Location: Cool and Cold Water Aquaculture Research
Title: Early life stage rainbow trout (Oncohynchus mykiss) mortalities due to Flavobacterium columnare in Idaho, USA Authors
Submitted to: Aquaculture
Publication Type: Peer Reviewed Journal
Publication Acceptance Date: September 25, 2013
Publication Date: January 1, 2014
Citation: Evenhuis, J., Lapatra, S.E., Marancik, D.P. 2014. Early life stage rainbow trout (Oncohynchus mykiss) mortalities due to Flavobacterium columnare in Idaho, USA. Aquaculture. 418-419: 126-131. Interpretive Summary: Outbreaks of columnaris disease have occurred over the past four years at a rainbow trout aquaculture facility in the Hagerman Valley of Idaho. Genetic analysis of 70 individual bacterial isolates indicates that these outbreaks are the result of a highly successful strain of Flavobacterium columnare. Challenge studies reveal that this pathogen is considered highly virulent to rainbow trout in water temperatures less than 16 degrees Celsius. This study illustrates that columnaris disease is an emerging disease problem for the rainbow trout industry.
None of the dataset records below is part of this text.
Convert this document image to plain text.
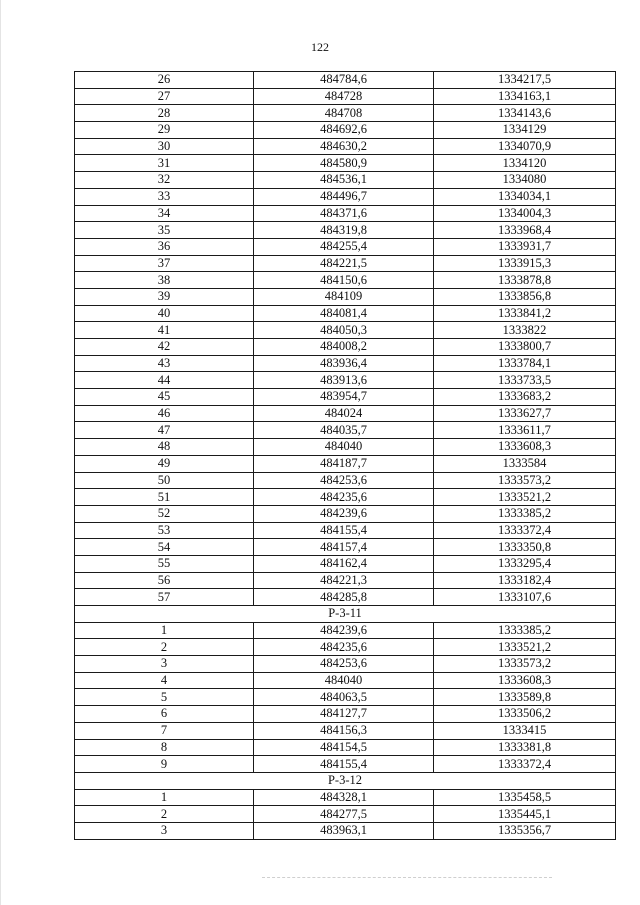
122
26	484784,6	1334217,5
27	484728	1334163,1
28	484708	1334143,6
29	484692,6	1334129
30	484630,2	1334070,9
31	484580,9	1334120
32	484536,1	1334080
33	484496,7	1334034,1
34	484371,6	1334004,3
35	484319,8	1333968,4
36	484255,4	1333931,7
37	484221,5	1333915,3
38	484150,6	1333878,8
39	484109	1333856,8
40	484081,4	1333841,2
41	484050,3	1333822
42	484008,2	1333800,7
43	483936,4	1333784,1
44	483913,6	1333733,5
45	483954,7	1333683,2
46	484024	1333627,7
47	484035,7	1333611,7
48	484040	1333608,3
49	484187,7	1333584
50	484253,6	1333573,2
51	484235,6	1333521,2
52	484239,6	1333385,2
53	484155,4	1333372,4
54	484157,4	1333350,8
55	484162,4	1333295,4
56	484221,3	1333182,4
57	484285,8	1333107,6
Р-3-11		
1	484239,6	1333385,2
2	484235,6	1333521,2
3	484253,6	1333573,2
4	484040	1333608,3
5	484063,5	1333589,8
6	484127,7	1333506,2
7	484156,3	1333415
8	484154,5	1333381,8
9	484155,4	1333372,4
Р-3-12		
1	484328,1	1335458,5
2	484277,5	1335445,1
3	483963,1	1335356,7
Technical Abstract: Flavobacterium columnare is the etiologic agent of columnaris disease, a pervasive disease of fresh water finfish. During the past 4 years, losses that ranged from 5-50% in rainbow trout (Oncorhynchus mykiss) fry, as small as 0.2 g, have been occurring in an early life stage production facility in the Hagerman Valley, Idaho, USA. A total of 70 different F. columnare isolates were obtained from diseased fish and the water they were reared in. All of the isolates were confirmed to be genomovar I by 16S rRNA restriction fragment length polymorphism. Sequencing of the 16S rRNA, 16S-23S rDNA spacer region and the gyrase B subunit genes from these 70 strains revealed no sequence differences among these isolates. Whole-cell protein profiling by SDS-PAGE also indicated low variation between isolates. Virulence was assessed for a representative isolate and demonstrated a high degree of pathogenicity against rainbow trout fry. These results suggest the emergence of a highly successful F. columnare strain that can affect very early life stages of fish at a commercial rainbow trout farm in Idaho.